Dream, Believe, Aspire

Contact Us
  Term Dates
  Bedford Worry Box


Our Curriculum:


At Bedford Primary School, we recognise that the curriculum we deliver is the toolkit we send our children out into the world with. It reflects our context, core values and the kind of citizens we want them to be. We have to be ambitious for them and prepare them for a rapidly changing digital world.

"A generation which ignores history has no past and no future."

Robert Heinlein

Skills of a great history student: 


  • A curiosity to know more about the past
  • Ask perceptive, historically valid questions
  • Think critically, weighing evidence and sifting arguments to a develop their own perspective and judgement
  • Have a strong understanding of chronology
  • Have a strong understanding of methods of historical enquiry
  • Make connections across historical periods and explain how the past frames the present
  • Be a good communicator, who can work alongside others to tackle some of history’s big questions


Our vision for history:


At Bedford  Primary we are committed to providing our pupils with a high quality history curriculum that helps children to gain a knowledge and understanding of Britain’s past and that of the wider world. We believe that by truly understanding the past, our children will understand their own identity and challenges of their time. In every history lesson we teach, we endeavour to develop key historical skills in our learners and encourage them to constantly make connections with the past.



About history at Bedford:


Our history curriculum is separated into three main skills focuses: 


Chronological Understanding: in which pupils are taught to develop a chronological understanding of history and apply this throughout the wider curriculum. Children learn to use timelines and understand the importance of duration, as well as use a range of historical language to describe the past. 

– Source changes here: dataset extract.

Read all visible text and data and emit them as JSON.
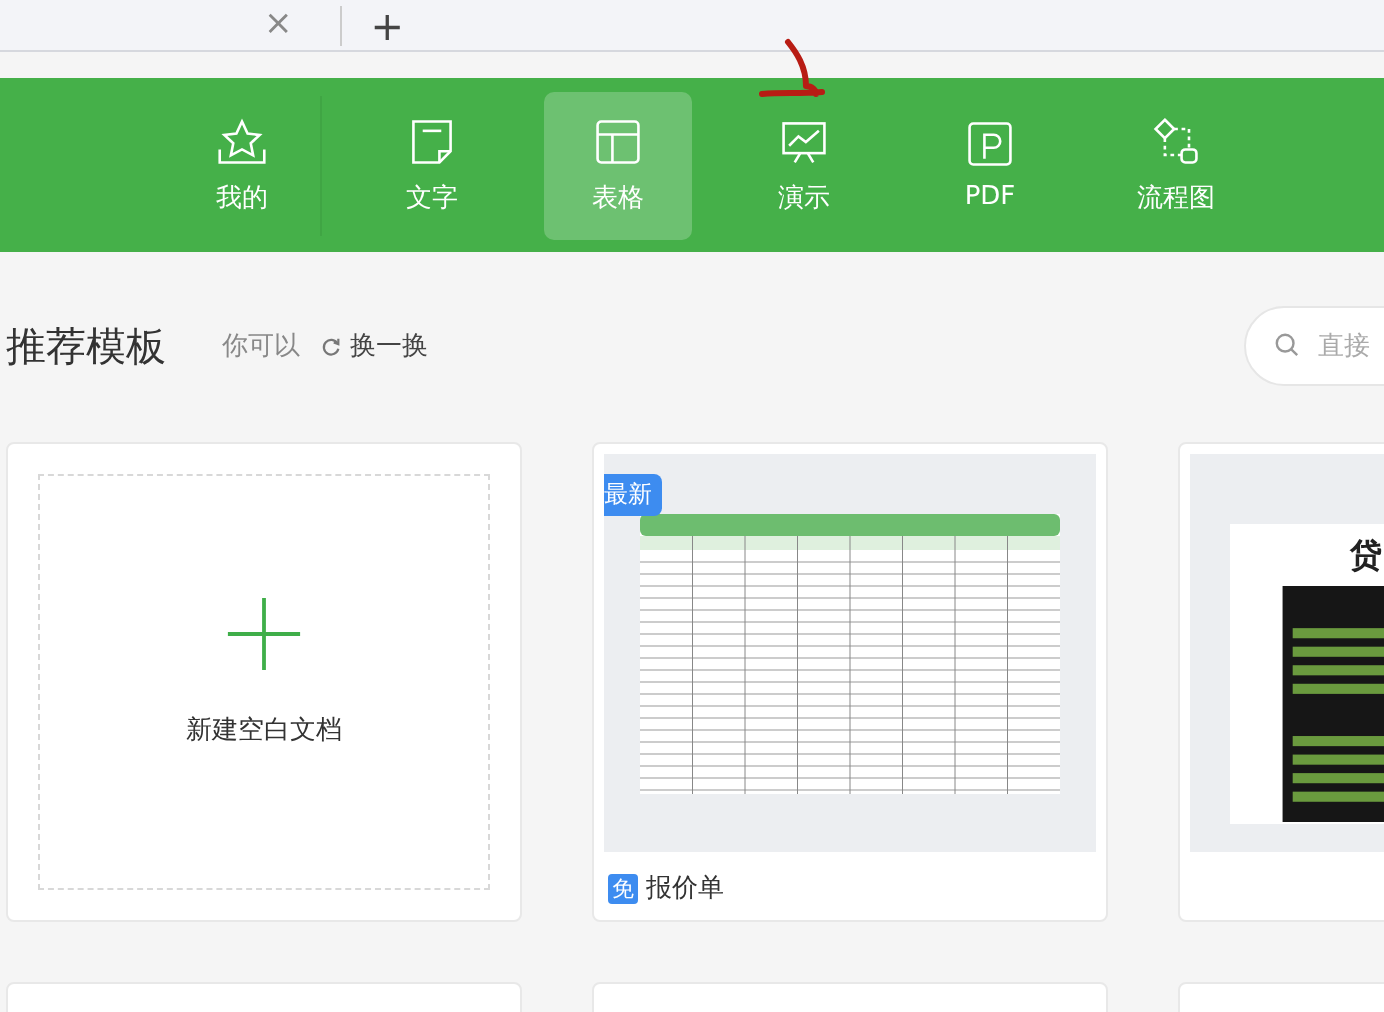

Interpretation knowledge and understanding of past events, people and changes in the past :  in which children are taught to explore and identify different ways the past are represented. They also learn to identify similarities and differenced between and across time periods. As  pupils get older they are encouraged to explore the reasons why some different versions of the past exist. 



Historical Enquiry: in which pupils are taught to ask historically valid questions and constantly strive to find our about the past. Children learn how to identify historical sources and to understand why some historical sources are more reliable than others. 



Helping your child with history at home:


The best way to encourage young historians is through discussion. Talk about your family history and encourage your child to ask older relatives questions about the past. You can also use books, television and film to help your children explore the past.